It is the very first time (in historic data) that Griffon Vulture colonizes an European island by natural ways.
Majorca is a 3.600 square kilometres island in the Mediterranean Sea. It is the major Balearic Island, in Spain. Despite it is a main holiday destination it is preserving a variety of wildlife within its territory.
There are two species of vultures that currently breeds in Majorca; Egyptian Vulture (Neophron percnopterus) and Black Vulture (Aegypius monachus). Both species have small but stable populations in the Majorcan mountainous areas. Very soon it could be a third species of nesting vulture in the island.
It was October 30th, 2008 when up to 800 Griffon Vultures (Gyps fulvus) were recorded in south-eastern Spain. They mainly were juveniles and some of them were marked with yellow wing-bands. At this time a low-pressure area was accelerating winds from high to low pressure areas. One day later, a 70 individuals large flock was recorded in Menorca. It was the first record of this species in this small Balearic Island. In November 12th, 2008 numbers of Griffon Vulture were detected in Majorca. Since that day until today there a numerous group of Griffon living in Majorca.
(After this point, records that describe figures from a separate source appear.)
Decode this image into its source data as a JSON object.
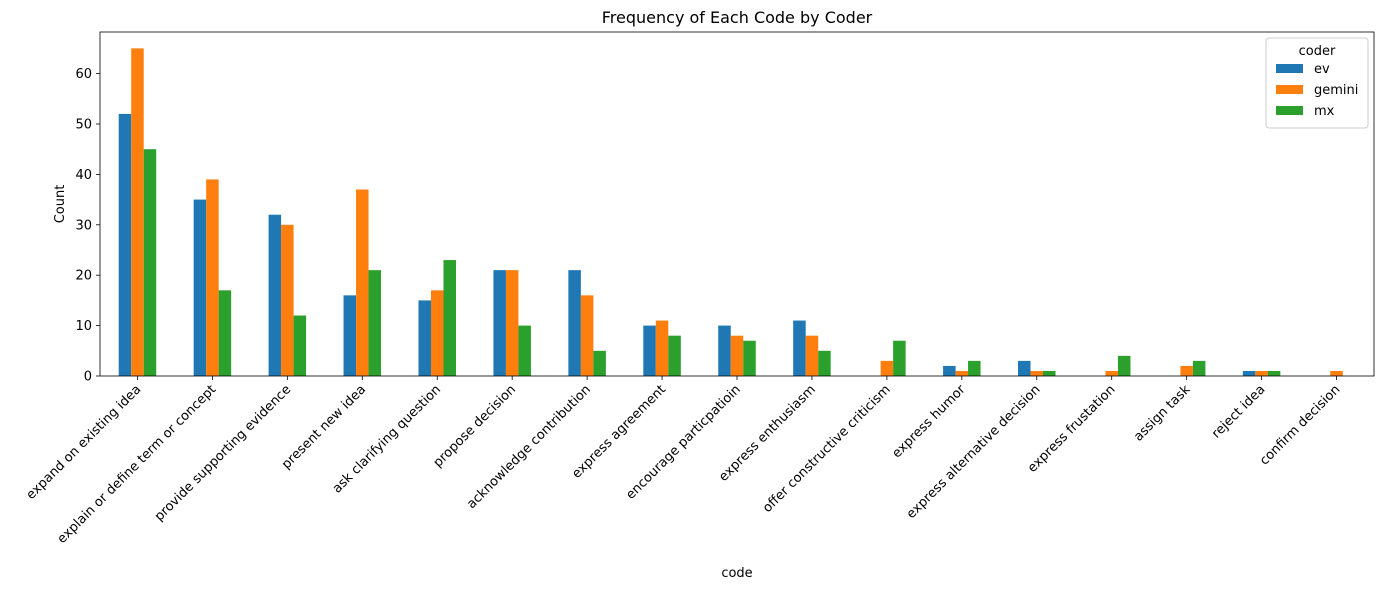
{
  "chart_data": {
    "type": "bar",
    "title": "Frequency of Each Code by Coder",
    "xlabel": "code",
    "ylabel": "Count",
    "ylim": [
      0,
      68.25
    ],
    "yticks": [
      0,
      10,
      20,
      30,
      40,
      50,
      60
    ],
    "grid": false,
    "legend": {
      "title": "coder",
      "placement": "top-right"
    },
    "categories": [
      "expand on existing idea",
      "explain or define term or concept",
      "provide supporting evidence",
      "present new idea",
      "ask clarifying question",
      "propose decision",
      "acknowledge contribution",
      "express agreement",
      "encourage particpatioin",
      "express enthusiasm",
      "offer constructive criticism",
      "express humor",
      "express alternative decision",
      "express frustation",
      "assign task",
      "reject idea",
      "confirm decision"
    ],
    "series": [
      {
        "name": "ev",
        "color": "#1f77b4",
        "values": [
          52,
          35,
          32,
          16,
          15,
          21,
          21,
          10,
          10,
          11,
          0,
          2,
          3,
          0,
          0,
          1,
          0
        ]
      },
      {
        "name": "gemini",
        "color": "#ff7f0e",
        "values": [
          65,
          39,
          30,
          37,
          17,
          21,
          16,
          11,
          8,
          8,
          3,
          1,
          1,
          1,
          2,
          1,
          1
        ]
      },
      {
        "name": "mx",
        "color": "#2ca02c",
        "values": [
          45,
          17,
          12,
          21,
          23,
          10,
          5,
          8,
          7,
          5,
          7,
          3,
          1,
          4,
          3,
          1,
          0
        ]
      }
    ]
  }
}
In November 2010 the Balearic Island Regional Government carried a census out and determined a total population of 46-59 Griffon Vulture in Majorca living in four different areas along the island’s main range of mountains. Griffon Vultures were located in all this range of mountains although bigger flocks (12-17 individuals) were found between Pollença and Valldemossa.
Any nest have been located yet although it seems clear that this population will breed soon in Majorca. Maybe 2012 will be their year and some couples try to definitely stablish in Majorca!!